Nakheel and Limitless fade into history in Dubai restructuring
Posted on 07 July 2011 with 3 comments from readers
Nakheel, the company that once boasted that it got the vision of Dubai built, and Limitless whose name said it all, are to disappear with their demerger from the the Dubai World conglomerate and the transfer of legal ownership to a new Dubai Government entity.
Dubai Real Estate Corporation was formed last month ‘to own and manage the properties registered in the name of the Government or any of its departments’. It has not been announced whether the Nakheel and Limitless trading names will ever be used again for property development in the emirate.
Bad names
But it is probably unlikely. Nakheel became synominous with the excesses of the Dubai real estate boom with its second and third Palm islands, now abandoned and the largely empty map of The World picked out in islands offshore.
The projects that remain need to go back to the drawing board now that Dubai World is in the final stages of winding up its property empire and has rescheduled its debt and outstanding payments to contractors.
It is hard to believe but this autumn it will be three years since the Dubai real estate crash, a bubble that was burst by the global financial crisis. Dubai is finally burying its dead.
No doubt a few of the Nakheel projects will resurface quickly, such as the Jumeirah Park villas near to the popular Emirates Living community. Others like the two other palm islands may remain dormant for years awaiting another property boom in the future. Even the original Palm Jumeirah still has a lot of vacant land and will take years to fully complete.
Building completions
However, Dubai is looking much more finished than it did three years ago. Oversupply or not many developers have quietly got on with finishing off their buildings, and the RTA is finally completing many of the road projects started in the boom.

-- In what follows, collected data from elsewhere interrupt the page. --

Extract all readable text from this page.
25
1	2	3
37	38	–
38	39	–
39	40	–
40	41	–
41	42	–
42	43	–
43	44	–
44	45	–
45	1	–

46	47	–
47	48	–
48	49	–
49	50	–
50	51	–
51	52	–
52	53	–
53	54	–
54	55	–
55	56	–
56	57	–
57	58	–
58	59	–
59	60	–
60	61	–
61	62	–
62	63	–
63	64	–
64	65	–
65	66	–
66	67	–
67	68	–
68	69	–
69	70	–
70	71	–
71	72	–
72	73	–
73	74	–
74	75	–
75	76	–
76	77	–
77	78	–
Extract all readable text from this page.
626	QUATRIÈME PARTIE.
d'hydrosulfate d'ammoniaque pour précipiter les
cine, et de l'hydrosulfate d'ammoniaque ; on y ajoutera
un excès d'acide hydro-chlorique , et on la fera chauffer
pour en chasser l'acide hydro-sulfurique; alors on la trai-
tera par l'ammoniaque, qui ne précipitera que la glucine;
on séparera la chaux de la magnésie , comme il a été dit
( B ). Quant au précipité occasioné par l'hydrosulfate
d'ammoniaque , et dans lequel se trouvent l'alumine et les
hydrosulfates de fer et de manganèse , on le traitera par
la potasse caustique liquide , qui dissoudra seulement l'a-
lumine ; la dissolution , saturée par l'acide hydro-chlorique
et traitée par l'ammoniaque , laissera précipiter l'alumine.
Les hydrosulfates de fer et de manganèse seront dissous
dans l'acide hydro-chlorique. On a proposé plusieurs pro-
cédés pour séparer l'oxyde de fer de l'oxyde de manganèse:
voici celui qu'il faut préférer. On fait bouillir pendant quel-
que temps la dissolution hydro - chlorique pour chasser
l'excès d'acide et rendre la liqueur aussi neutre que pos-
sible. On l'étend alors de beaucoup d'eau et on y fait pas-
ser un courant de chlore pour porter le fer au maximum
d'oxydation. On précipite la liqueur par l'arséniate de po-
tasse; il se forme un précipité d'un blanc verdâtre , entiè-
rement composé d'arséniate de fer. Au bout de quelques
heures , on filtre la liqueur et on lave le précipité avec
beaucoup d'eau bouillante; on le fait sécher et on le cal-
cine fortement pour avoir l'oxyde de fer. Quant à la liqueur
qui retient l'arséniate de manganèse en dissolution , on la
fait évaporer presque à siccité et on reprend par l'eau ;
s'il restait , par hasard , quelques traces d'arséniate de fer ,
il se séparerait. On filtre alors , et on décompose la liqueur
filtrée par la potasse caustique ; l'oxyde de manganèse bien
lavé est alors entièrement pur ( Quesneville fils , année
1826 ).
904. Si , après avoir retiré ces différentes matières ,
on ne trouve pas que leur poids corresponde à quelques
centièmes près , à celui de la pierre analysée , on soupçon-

It leaves the city with a superb collection of modern architecture and some outstanding buildings, particularly the tallest in the world, the Burj Khalifa and the towers of Dubai Marina, the Dubai International Financial Centre and Business Bay, plus the ultra modern metro, the first in a Gulf State.
So the vision lives on even as memories of the real estate crash fade into history. Tomorrow is always another day in the city with the best urban infrastructure in the Middle East.

3 Comments posted by readers:
Unfortunately the “investors” who shelled out 11 digits AED at the height of the boom for a signature villa on the Palm Jebel Ali cannot just fade away…
Can’t ‘bury’ the dead until the amounts owed to investors for cancelled projects is returned. Otherwise its a spectre that will continue to haunt Dubai real estate.
No investor in their right minds will ever trust Dubai real estate ever until the investors money is returned. Only then will credibility return.
Its not hard to beleive its 3 years ago that the Dubai market crashed when your an investor in the Dubai dream.
Bad names or not Nakheel JVLLC still feel justified to :-
a/ Hold on to investors monies (90% up front),
b/ Deny title rights, and thereby tax free residency in Dubai
c/ Deny investors a rental income from their investments
d/ Condone the payment of Premiums
e/ Default on Contracts without a word of apology
f/ Take exception at being criticised for mis management.
g/ Defer Developers risk and liability to investors
h/ Ignore Customers grievances
j/ Dismiss and Disregard and Claims for Compensation
How can Dubai Inc ever be the place it was when the flagship developers adopt a head in the sand approach and penalise those who invested in Dream Dubai.
Ed Note: Yes there is a case for winding up Nakheel and you make it pretty well, although it is impossible to say if all your claims are valid.